Numerical investigation of the deformation characteristics of a composite hydrofoil with different ply angles

The main object of this paper is to investigate the deformation characteristics of a composite hydrofoil via numerical simulations. The aims of this paper are to 1) validate the 3D numerical simulation method with fluid-structure interaction modeling of composite materials, 2) investigate the effects of ply angles on hydrodynamics forces and structural deformations of the composite hydrofoil and 3) investigate the relationship between tip twist angle(β) and properties of the composite hydrofoil based on the Classical Laminate Theory analysis. Numerical results are presented for a modified NACA0009 composite hydrofoil, which has an unswept trapezoidal planform of aspect ratio 3.33. The fluid-structure coupling method is proposed and validated with the experiment data by Zarruk et al.[7]. The hydrodynamic forces and structural deformations of the composite hydrofoil with different ply angles have been investigated at Re = 1 × 106 and initial angle of attack α = 6°. The results show that lift and drag coefficients and tip twist angle decrease as the ply angle increases, from negative ply angle to positive ply angle.
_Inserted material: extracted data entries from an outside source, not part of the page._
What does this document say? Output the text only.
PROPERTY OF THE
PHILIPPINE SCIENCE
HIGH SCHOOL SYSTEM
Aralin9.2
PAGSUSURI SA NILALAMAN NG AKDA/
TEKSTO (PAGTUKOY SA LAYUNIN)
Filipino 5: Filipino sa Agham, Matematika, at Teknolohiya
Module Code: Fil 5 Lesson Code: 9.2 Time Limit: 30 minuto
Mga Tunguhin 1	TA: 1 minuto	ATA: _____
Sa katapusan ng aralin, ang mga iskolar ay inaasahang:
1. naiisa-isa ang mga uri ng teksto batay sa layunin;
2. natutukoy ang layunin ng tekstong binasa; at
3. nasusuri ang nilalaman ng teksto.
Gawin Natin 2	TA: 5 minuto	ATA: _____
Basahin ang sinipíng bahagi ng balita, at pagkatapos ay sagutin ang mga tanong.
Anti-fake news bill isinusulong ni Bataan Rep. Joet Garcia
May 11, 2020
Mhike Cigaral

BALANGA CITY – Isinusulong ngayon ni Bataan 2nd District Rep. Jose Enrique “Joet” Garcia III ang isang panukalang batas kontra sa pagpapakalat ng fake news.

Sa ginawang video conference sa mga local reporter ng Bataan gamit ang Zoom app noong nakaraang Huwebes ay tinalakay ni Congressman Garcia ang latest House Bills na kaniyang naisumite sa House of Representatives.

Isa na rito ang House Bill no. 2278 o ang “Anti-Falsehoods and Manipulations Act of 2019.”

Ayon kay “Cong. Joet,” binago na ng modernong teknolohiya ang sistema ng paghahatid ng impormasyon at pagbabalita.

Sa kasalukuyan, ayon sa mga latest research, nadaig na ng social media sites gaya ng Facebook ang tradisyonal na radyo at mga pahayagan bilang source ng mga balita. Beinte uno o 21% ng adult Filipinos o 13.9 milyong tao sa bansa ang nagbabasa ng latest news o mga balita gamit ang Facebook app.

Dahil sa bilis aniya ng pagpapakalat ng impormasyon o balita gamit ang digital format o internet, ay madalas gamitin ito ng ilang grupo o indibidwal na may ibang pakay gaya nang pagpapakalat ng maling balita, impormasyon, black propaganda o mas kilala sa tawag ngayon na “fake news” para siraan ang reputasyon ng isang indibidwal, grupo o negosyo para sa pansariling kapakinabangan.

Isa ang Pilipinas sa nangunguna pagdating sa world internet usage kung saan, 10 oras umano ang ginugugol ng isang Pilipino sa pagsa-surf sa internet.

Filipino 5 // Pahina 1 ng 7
The twist angle plays a significant role in lift and drag coefficients, as well as the distribution of normalized lift and drag along spanwise direction. It should be noted that the composite hydrofoil with larger deformation is more probable to fail according to the inverse reserve factor with Tsai-Wu criteria. The expression on elements of bending stiffness matrices D has been derived to estimate tip twist angle.